Geleceğin rengi, pandemiyle iyice açığa çıktı. Dünya düzeni artık yeni bir kuruluş sürecinden geçiyor. Etrafımıza baktığımızda bunların tüm işaretlerini görmekteyiz. Türkiye'nin de bu yeni dünya düzeninde kendi yönelimi, stratejik kimliği ve iç düzeni hakkında kararlar vermesi gerekmektedir.

Aslına bakacak olursak bu noktada tercihler nettir ve bu tercihler Türkiye'nin 21. yüzyılda küresel düzende nasıl bir yere sahip olacağını belirleyecektir.

Diplomatik esneklik ve yapıcılık ile çatışmacılık, laiklik ve bilimsellikle hurafe, özgürlükçü ilkeler ile baskıcılık, doğayı sakınmak ile onu talan eden bir hoyratlık, kadınların eşitliğini benimsemek ile onları ikinci sınıflığa mahkum etmek, demokrasi ile otoriterlik, çoğulculuk ile çoğunlukçuluk, vatandaş hakları ile tebaacılık, hukukun üstünlüğü ve ifade özgürlüğü ile baskıcılık arasındaki bu tercihler, dünyada ve ülkemizde nasıl yaşayacağımıza dair tercihler olacaktır.

Artık 32 yılı arkamızda bırakmış bir kurumuz.
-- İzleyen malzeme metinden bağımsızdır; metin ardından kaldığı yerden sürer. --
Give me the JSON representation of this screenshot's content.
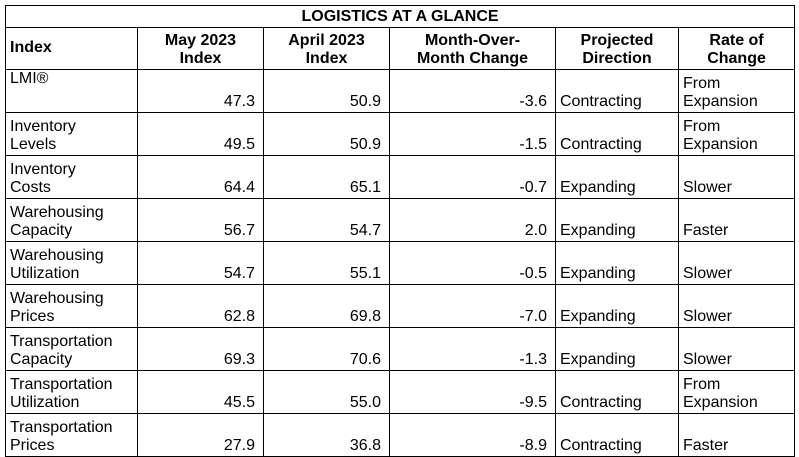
{
  "table": {
    "title": "LOGISTICS AT A GLANCE",
    "headers": [
      {
        "line1": "Index",
        "line2": ""
      },
      {
        "line1": "May 2023",
        "line2": "Index"
      },
      {
        "line1": "April 2023",
        "line2": "Index"
      },
      {
        "line1": "Month-Over-",
        "line2": "Month Change"
      },
      {
        "line1": "Projected",
        "line2": "Direction"
      },
      {
        "line1": "Rate of",
        "line2": "Change"
      }
    ],
    "rows": [
      {
        "index_line1": "LMI®",
        "index_line2": "",
        "may": "47.3",
        "april": "50.9",
        "change": "-3.6",
        "direction": "Contracting",
        "rate_line1": "From",
        "rate_line2": "Expansion"
      },
      {
        "index_line1": "Inventory",
        "index_line2": "Levels",
        "may": "49.5",
        "april": "50.9",
        "change": "-1.5",
        "direction": "Contracting",
        "rate_line1": "From",
        "rate_line2": "Expansion"
      },
      {
        "index_line1": "Inventory",
        "index_line2": "Costs",
        "may": "64.4",
        "april": "65.1",
        "change": "-0.7",
        "direction": "Expanding",
        "rate_line1": "",
        "rate_line2": "Slower"
      },
      {
        "index_line1": "Warehousing",
        "index_line2": "Capacity",
        "may": "56.7",
        "april": "54.7",
        "change": "2.0",
        "direction": "Expanding",
        "rate_line1": "",
        "rate_line2": "Faster"
      },
      {
        "index_line1": "Warehousing",
        "index_line2": "Utilization",
        "may": "54.7",
        "april": "55.1",
        "change": "-0.5",
        "direction": "Expanding",
        "rate_line1": "",
        "rate_line2": "Slower"
      },
      {
        "index_line1": "Warehousing",
        "index_line2": "Prices",
        "may": "62.8",
        "april": "69.8",
        "change": "-7.0",
        "direction": "Expanding",
        "rate_line1": "",
        "rate_line2": "Slower"
      },
      {
        "index_line1": "Transportation",
        "index_line2": "Capacity",
        "may": "69.3",
        "april": "70.6",
        "change": "-1.3",
        "direction": "Expanding",
        "rate_line1": "",
        "rate_line2": "Slower"
      },
      {
        "index_line1": "Transportation",
        "index_line2": "Utilization",
        "may": "45.5",
        "april": "55.0",
        "change": "-9.5",
        "direction": "Contracting",
        "rate_line1": "From",
        "rate_line2": "Expansion"
      },
      {
        "index_line1": "Transportation",
        "index_line2": "Prices",
        "may": "27.9",
        "april": "36.8",
        "change": "-8.9",
        "direction": "Contracting",
        "rate_line1": "",
        "rate_line2": "Faster"
      }
    ]
  }
}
Temelleri Mustafa Kemal Atatürk ve silah arkadaşları tarafından atılan, ilkelerine yürekten bağlı olduğumuz ve önümüzdeki yıl 100. yaşını kıvançla kutlayacağımız cumhuriyetimizin temel ilkelerinden ve hedeflerinden vazgeçmeden ama onları çağa uydurmayı da beceren bir yaratıcılıkla, yeni dünya düzeninde ülkemizin hak ettiği yerini almasını istiyoruz.

Bunu yapabilecek yaratıcılığımızın ve irademizin olduğuna da emin olmakla birlikte ANSİAD olarak dün olduğu gibi yarında bu heyecan verici yolculuğun bir parçası olmaya devam edeceğimizi özellikle belirtmek isterim.

Cumhuriyetimizin 100. yılına doğru hepimizin yolu açık, kılavuzu Mustafa Kemal ATATÜRK olsun.